LONDON – A leading investment group has launched the most expensive, diverse and creative advertising campaign ever run outside of Pakistan to promote Gwadar as the investment destination and to invite attention towards the future hub of economic activity in the South Asian country.
A total of 100 iconic red double-decker buses in London, the capital city of England, are running across 17 routes, carrying a beautiful banner which reads “Gwadar: The Gateway to Emerging Pakistan”.
A port city in Balochistan province of Pakistan, Gwadar which is being built and developed with help from China under the China-Pakistan Economic Corridor (CPEC) project has the potential to rival Dubai.
The campaign, sponsored by China Pak Investments Corporation (CPIC), has the potential to reach or make an impact on at least 10 million people for the month-long duration it will be featured on London buses.
In an interview to a private TV channel, One Investments Limited Chief Operating Officer Stuart Reid said that the “red Gwadar buses” have been launched in Zone 1 of Central London, the heart of the world’s financial capital, and go out till Zone 4 to celebrate Gwadar.
“It’s our estimate that at least 10 million of the world’s most influential people will see these buses whilst parading the poshest localities of Central London from Oxford Street to Park Lane and Buckingham Palace to the Houses of Parliament and Lords in Westminster.
“We have put Pakistan and Gwadar on the highest platform in the most prime locality of London, the city with the world’s most billionaires, which sees over $5 trillion in daily financial transactions,” he told Geo News.

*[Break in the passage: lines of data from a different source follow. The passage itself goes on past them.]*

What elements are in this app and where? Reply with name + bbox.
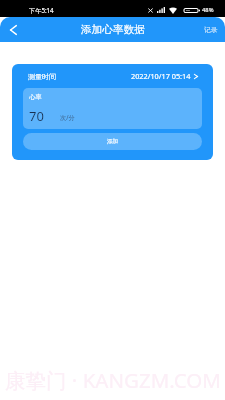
staticText: 康挚门 · KANGZM.COM: [5, 366, 221, 394]
staticText: 测量时间: [28, 72, 56, 81]
button[interactable]: 测量时间: [12, 64, 213, 88]
staticText: 添加心率数据: [81, 23, 145, 36]
staticText: 下午5:14: [29, 6, 54, 14]
button[interactable]: 记录: [197, 17, 225, 42]
button[interactable]: 添加: [23, 133, 202, 150]
staticText: 添加: [107, 138, 119, 145]
button[interactable]: Back: [0, 17, 26, 42]
staticText: 次/分: [60, 113, 75, 121]
staticText: 70: [29, 107, 44, 125]
staticText: 2022/10/17 05:14: [131, 71, 191, 81]
staticText: 48%: [202, 6, 214, 14]
staticText: 记录: [204, 25, 218, 34]
staticText: 心率: [29, 93, 42, 101]
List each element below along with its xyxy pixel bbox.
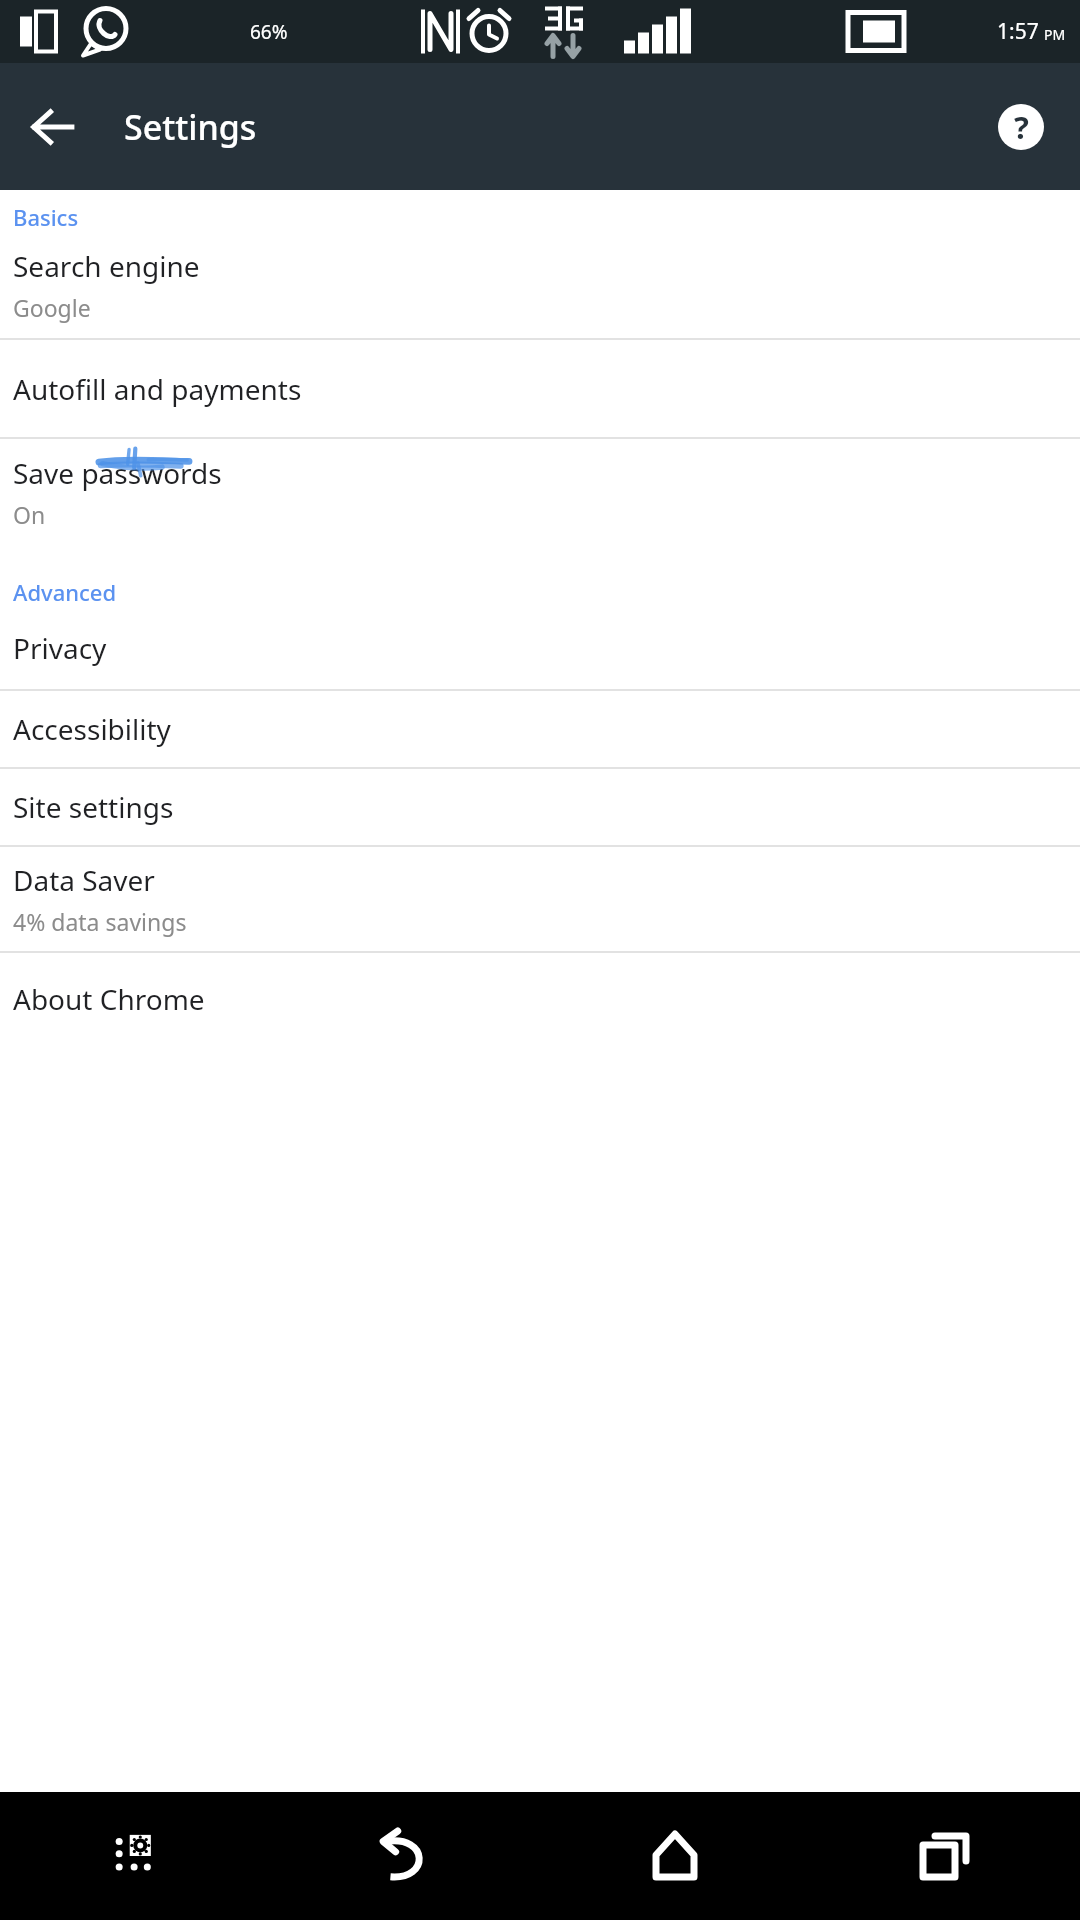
button[interactable]: Data Saver <box>0 847 1080 951</box>
button[interactable]: Search engine <box>0 232 1080 338</box>
staticText: ? <box>1014 106 1029 148</box>
staticText: On <box>13 499 46 530</box>
staticText: 4% data savings <box>13 906 187 937</box>
button[interactable]: Save passwords <box>0 439 1080 545</box>
staticText: Data Saver <box>13 861 155 899</box>
button[interactable]: Help <box>982 88 1060 166</box>
staticText: 66% <box>250 19 288 45</box>
staticText: Autofill and payments <box>13 370 302 408</box>
staticText: About Chrome <box>13 980 205 1018</box>
button[interactable]: About Chrome <box>0 953 1080 1045</box>
button[interactable]: Back <box>270 1792 540 1920</box>
staticText: 1:57 <box>997 17 1039 46</box>
staticText: Search engine <box>13 247 200 285</box>
button[interactable]: Home <box>540 1792 810 1920</box>
button[interactable]: Menu <box>0 1792 270 1920</box>
button[interactable]: Privacy <box>0 607 1080 689</box>
button[interactable]: Autofill and payments <box>0 340 1080 437</box>
staticText: Google <box>13 292 91 323</box>
button[interactable]: Accessibility <box>0 691 1080 767</box>
staticText: Privacy <box>13 629 107 667</box>
staticText: Settings <box>124 104 257 150</box>
button[interactable]: Back <box>12 86 94 168</box>
staticText: Site settings <box>13 788 174 826</box>
staticText: Save passwords <box>13 454 222 492</box>
staticText: Accessibility <box>13 710 171 748</box>
staticText: PM <box>1044 25 1066 44</box>
button[interactable]: Site settings <box>0 769 1080 845</box>
staticText: Advanced <box>13 577 117 607</box>
button[interactable]: Recent apps <box>810 1792 1080 1920</box>
staticText: Basics <box>13 202 79 232</box>
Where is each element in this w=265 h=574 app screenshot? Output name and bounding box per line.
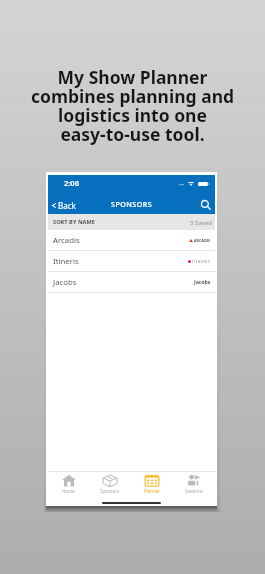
button[interactable]: Arcadis (48, 230, 215, 251)
staticText: Itineris (53, 256, 79, 267)
staticText: Sponsors (100, 488, 120, 494)
staticText: Back (58, 200, 76, 211)
staticText: ITINERIS (192, 259, 211, 264)
staticText: 3 Saved (190, 218, 213, 226)
button[interactable]: Search (197, 197, 215, 213)
staticText: Sessions (185, 488, 203, 494)
button[interactable]: Sessions (173, 472, 215, 492)
button[interactable]: Planner (131, 472, 173, 492)
staticText: Home (62, 488, 75, 494)
button[interactable]: Home (48, 472, 89, 492)
button[interactable]: Itineris (48, 251, 215, 272)
button[interactable]: Sponsors (89, 472, 131, 492)
staticText: SORT BY NAME (53, 218, 95, 226)
staticText: ARCADIS (194, 238, 211, 243)
staticText: My Show Planner combines planning and lo… (10, 65, 255, 146)
staticText: Jacobs (194, 279, 211, 286)
button[interactable]: Jacobs (48, 272, 215, 293)
staticText: Planner (144, 488, 160, 494)
staticText: 2:06 (64, 178, 79, 188)
button[interactable]: Back (48, 196, 82, 215)
staticText: Arcadis (53, 235, 80, 246)
staticText: Jacobs (53, 277, 77, 288)
staticText: SPONSORS (111, 199, 153, 209)
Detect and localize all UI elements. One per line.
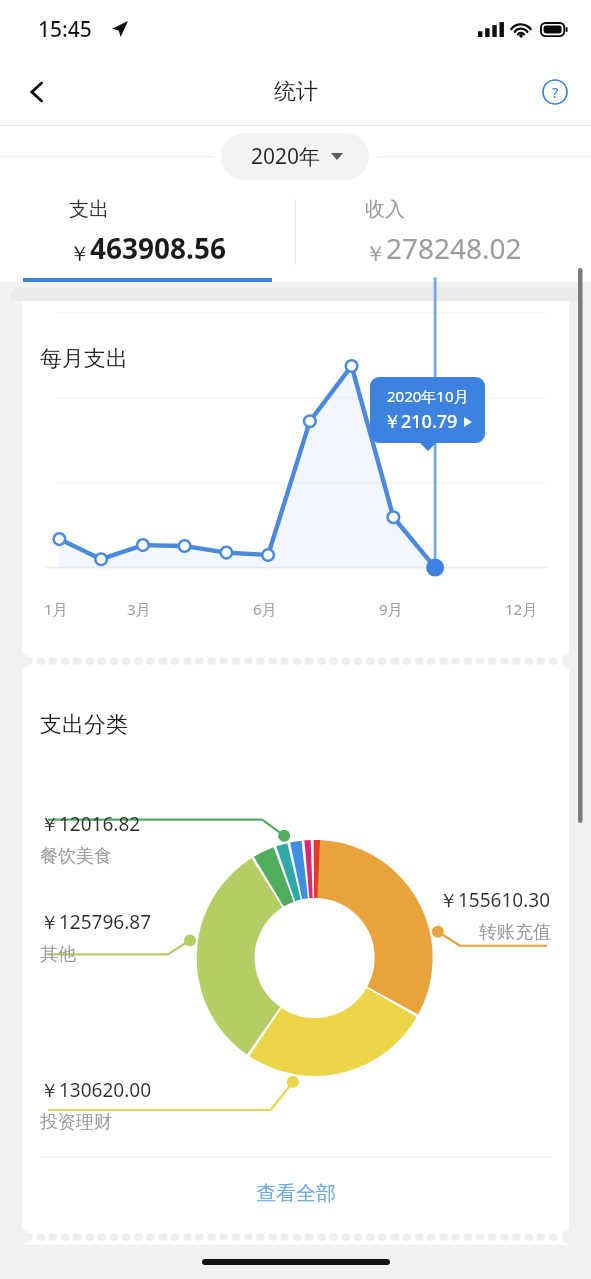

According to Reid, the aim of this campaign is to showcase Gwadar as the emerging trade hub of South Asia on the global platform.
Amongst the fastest growing economies in Asia, Pakistan is poised to become the 20th largest economy in the world by 2030.
China has committed $62 billion to the initiative under its One Belt One Road initiative to develop commercial logistics links with Europe to get access to a warm water port 350 miles from the Straits of Hormuz.